Charismatic founders leave behind a huge hole to fill
FEW chief executives are so closely associated with their companies as Steve Jobs but the man who founded and then rescued Apple is not unique.
Here in Ireland, Michael O'Leary has become the face and voice of Ryanair, while Michael Smurfit was synonymous with his eponymous listed paper company for decades.
Charismatic and successful chief executives pose particular problems for their successors; especially if they also founded the company.
"Succeeding an icon is a job you want to be very careful about accepting," Professor Andrew Ward, of Pennsylvania's Lehigh University, said at a conference in London recently. "History shows companies often flounder once the icon departs."
Who would really want to succeed Warren Buffett or Rupert Murdoch, for example?
Corporate America's tendency to idolise chief executives created problems for large companies such as General Electric and Disney.

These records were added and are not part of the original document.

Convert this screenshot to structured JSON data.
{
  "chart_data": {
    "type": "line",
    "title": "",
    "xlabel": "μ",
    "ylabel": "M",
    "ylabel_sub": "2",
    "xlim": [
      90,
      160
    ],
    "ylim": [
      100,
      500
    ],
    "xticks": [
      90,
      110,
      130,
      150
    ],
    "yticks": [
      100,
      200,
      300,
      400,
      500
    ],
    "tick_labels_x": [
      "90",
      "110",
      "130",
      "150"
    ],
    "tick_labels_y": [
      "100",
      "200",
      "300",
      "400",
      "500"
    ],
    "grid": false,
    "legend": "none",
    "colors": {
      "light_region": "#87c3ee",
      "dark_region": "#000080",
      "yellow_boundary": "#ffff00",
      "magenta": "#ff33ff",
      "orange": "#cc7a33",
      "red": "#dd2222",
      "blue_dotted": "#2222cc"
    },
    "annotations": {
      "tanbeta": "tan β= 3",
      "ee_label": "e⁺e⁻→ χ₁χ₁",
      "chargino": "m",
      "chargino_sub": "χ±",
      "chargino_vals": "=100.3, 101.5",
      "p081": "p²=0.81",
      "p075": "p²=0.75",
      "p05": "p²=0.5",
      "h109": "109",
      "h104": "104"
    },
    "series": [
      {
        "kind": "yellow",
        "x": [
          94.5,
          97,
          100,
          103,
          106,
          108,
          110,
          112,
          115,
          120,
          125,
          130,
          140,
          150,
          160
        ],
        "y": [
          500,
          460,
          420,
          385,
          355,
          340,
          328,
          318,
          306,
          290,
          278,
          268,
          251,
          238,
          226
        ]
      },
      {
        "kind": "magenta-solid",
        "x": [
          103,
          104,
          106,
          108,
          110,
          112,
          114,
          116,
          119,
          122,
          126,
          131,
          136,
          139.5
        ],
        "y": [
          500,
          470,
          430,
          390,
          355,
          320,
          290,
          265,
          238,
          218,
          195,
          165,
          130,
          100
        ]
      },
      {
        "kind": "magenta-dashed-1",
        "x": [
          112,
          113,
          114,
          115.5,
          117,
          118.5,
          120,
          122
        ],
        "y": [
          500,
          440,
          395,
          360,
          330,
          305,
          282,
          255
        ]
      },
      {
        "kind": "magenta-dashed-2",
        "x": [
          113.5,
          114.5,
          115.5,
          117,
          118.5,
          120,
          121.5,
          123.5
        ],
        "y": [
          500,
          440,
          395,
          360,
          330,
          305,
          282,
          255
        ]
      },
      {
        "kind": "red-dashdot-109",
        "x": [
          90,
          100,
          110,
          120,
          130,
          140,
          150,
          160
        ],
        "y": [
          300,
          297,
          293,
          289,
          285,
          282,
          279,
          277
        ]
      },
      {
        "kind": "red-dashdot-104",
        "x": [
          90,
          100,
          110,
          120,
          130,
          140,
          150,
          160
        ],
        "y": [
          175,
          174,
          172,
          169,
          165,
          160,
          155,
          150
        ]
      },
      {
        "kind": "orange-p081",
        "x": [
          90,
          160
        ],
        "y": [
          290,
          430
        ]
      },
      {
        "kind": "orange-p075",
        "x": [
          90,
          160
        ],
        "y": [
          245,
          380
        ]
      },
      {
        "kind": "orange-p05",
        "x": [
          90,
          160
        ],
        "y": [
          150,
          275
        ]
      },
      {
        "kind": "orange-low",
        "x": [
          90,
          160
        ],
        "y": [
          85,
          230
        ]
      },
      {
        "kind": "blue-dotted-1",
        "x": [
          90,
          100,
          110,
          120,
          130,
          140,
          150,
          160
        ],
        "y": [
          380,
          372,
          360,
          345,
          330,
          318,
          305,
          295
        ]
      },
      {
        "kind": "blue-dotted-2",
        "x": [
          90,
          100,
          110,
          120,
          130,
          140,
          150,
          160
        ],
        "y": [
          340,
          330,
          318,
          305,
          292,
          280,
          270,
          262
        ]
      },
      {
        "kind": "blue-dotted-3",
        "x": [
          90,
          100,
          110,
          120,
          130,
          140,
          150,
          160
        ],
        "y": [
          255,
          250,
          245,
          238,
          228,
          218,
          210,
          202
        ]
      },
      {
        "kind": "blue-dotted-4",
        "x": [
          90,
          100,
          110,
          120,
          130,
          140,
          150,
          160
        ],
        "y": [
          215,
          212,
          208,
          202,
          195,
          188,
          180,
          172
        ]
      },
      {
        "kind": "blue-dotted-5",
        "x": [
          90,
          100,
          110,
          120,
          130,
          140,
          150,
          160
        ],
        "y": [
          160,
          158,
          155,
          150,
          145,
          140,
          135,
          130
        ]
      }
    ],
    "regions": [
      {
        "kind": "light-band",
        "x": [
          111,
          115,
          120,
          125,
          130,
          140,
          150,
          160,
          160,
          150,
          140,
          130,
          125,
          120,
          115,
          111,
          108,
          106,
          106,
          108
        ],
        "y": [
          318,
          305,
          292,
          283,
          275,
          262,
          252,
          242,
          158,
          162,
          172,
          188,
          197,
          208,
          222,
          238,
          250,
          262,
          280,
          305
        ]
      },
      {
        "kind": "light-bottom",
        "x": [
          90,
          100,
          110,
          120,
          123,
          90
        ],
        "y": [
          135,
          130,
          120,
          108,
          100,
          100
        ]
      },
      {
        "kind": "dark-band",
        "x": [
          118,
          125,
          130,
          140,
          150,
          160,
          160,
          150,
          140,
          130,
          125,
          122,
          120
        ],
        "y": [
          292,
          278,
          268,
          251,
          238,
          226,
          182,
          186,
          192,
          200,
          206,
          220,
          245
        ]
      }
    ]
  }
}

"At Disney, people were still asking 'What would Walt do?' 30 years after his death," said Prof Ward.
Back in Ireland, few chief executives achieve the sort of superstar status afforded to their US counterparts, but the record is mixed when it comes to departures.
The Smurfit paper empire has thrived since Michael Smurfit stood down, although companies closely associated with the founders, such as DCC, have struggled.
DCC's share price sank to €10.05 in the wake of founder Jim Flavin's resignation following a court case and is still a long way from the €28 high.
A company that managed its succession well is Kerry, which has seen its shares and profits rise steadily since the well-flagged resignation of Denis Brosnan, the man who turned the company from a sleepy dairy firm into a global champion during the 1980s.